Close×

Online
Reviewed November 6 

 Ten dancers in 31 solos over 45 minutes = Years.

With choreography by Rafael Bonachela, music by J.S. Bach and costumes designed by Bianca Spender, this made for digital premiere really gave the viewer a chance to see the dancers as individuals – up-close and in far more detail (depending on the size of your screen) than you would ever see them onstage.

While the performance was free to access it did require registration. And for those interested in understanding more about how the work originated and developed there are also a number of educational videos available on SDC’s Youtube channel which featuring the relevant creatives talking about specific features of the work – including an excellent interview with Rafael Bonachela and Dame Darcey Bussell that I highly recommend.

Rafael’s explanation of how the work came about via an attempt to keep creating and working when unable to physically gather in the same space due to pandemic restrictions brings to mind the saying, “Necessity is the mother of invention”. The fact that it was made entirely of solos, for example, relates directly back to the home isolation in which initial preparations for Years began. With no certainty back then of when they would be able to gather together and rehearse as a group, Bonachela took the opportunity to look back at his archive of choreographic work, teaching phrases of movement from right through his career over Zoom and setting his dancers tasks in order to personalise and make them their own. Even the final cast of 10 dancers was less a matter of casting in the traditional sense (director/choreographer’s choice), and simply the pragmatic result of using those dancers who were fully vaccinated first and able to come back to the studio as soon as restrictions were fully lifted.

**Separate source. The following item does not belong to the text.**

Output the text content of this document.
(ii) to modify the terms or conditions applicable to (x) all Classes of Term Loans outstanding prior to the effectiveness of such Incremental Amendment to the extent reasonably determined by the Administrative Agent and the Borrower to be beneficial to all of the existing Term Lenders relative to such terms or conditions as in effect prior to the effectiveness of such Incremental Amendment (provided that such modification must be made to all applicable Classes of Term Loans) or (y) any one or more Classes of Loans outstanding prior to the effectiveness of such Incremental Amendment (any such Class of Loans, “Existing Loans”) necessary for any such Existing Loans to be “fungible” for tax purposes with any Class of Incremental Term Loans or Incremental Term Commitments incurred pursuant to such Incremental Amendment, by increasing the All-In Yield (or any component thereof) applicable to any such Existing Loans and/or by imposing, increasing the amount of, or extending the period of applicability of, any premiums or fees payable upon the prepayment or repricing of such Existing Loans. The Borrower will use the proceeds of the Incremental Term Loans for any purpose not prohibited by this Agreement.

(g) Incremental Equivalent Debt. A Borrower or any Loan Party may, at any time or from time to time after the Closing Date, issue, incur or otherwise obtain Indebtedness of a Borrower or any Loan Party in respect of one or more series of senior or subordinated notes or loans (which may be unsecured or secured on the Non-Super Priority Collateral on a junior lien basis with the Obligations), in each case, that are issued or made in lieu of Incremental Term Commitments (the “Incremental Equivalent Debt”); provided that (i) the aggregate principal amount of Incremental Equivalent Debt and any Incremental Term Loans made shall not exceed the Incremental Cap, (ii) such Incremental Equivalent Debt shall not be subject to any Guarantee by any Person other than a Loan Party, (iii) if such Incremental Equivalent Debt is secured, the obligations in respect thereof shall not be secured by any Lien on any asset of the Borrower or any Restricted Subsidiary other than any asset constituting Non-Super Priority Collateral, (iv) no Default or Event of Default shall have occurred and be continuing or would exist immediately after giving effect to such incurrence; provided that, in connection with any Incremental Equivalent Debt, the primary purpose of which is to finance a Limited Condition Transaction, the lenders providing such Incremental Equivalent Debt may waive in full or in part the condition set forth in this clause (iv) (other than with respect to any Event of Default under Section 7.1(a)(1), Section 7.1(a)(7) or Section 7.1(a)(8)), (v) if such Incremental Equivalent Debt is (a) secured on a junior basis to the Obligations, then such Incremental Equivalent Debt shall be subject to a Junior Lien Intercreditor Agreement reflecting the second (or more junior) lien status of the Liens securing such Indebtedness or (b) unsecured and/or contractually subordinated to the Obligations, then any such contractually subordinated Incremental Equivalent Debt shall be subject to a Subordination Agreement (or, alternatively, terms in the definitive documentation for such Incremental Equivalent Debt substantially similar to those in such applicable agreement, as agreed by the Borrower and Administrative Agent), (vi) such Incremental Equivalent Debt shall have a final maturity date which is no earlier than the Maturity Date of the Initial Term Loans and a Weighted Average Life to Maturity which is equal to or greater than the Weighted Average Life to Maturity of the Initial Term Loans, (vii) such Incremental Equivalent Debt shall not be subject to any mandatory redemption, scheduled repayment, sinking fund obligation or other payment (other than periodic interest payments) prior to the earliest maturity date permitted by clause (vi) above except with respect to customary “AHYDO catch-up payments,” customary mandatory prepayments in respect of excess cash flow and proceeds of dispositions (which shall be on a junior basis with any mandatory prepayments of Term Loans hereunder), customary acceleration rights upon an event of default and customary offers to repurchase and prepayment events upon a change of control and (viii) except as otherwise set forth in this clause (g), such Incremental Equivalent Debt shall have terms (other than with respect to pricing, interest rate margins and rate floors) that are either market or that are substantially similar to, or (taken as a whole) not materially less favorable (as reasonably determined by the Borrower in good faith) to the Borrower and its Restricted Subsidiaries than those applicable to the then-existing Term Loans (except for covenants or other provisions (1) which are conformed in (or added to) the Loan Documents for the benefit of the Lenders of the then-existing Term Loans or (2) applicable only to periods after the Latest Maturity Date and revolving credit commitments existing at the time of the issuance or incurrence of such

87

I am not sure who to credit for the lighting design (four large circular pools of light - separate, but only just - dark shadows tracing their narrow boundaries) but it was visually striking. This lighting design also gave the loose folds and silky sheen of Bianca Spender’s costumes greater dramatic emphasis. Each dancer had their own unique costume but Emily Seymour’s burnt orange dress had the strongest visual impact and she looked absolutely stunning in it. Bonachela’s choreography was alternately slow, fast, playful, cheeky, reflective or tender – never settling on any one mood for long.

The structure of 31 solos comes directly from the musical framework of Bach’s Goldberg Variations. Although originally written for a harpsichord with two keyboards, this version was re-arranged for two pianos by Stephen Emmerson and played in the studio with the dancers (on concert pianos provided by KAWAI) by Stephen Emmerson and Sonya Lifschitz in SDC’s new black-box Neilson Studio for the livestream on this night. Each solo was filmed in one-take with one steady cam, making the end result a kind of dance between dancer and camera (putting the viewer in place of the camera).

 Finally, the long exposure photographs shown at the end (and presumably taken by Director of Photography Florian Emmerich) were stunningly beautiful. One photo for each solo was taken from a birds-eye view, and these traced each dancers’ path across the floor while capturing and abstracting the movement of their bodies and costumes in what appeared to be billowing puffs of smoke. Capturing a solo in one frame meant that the dancers’ bodies were fragmented with glimpses of a hand, arm or foot, but never a legible whole body.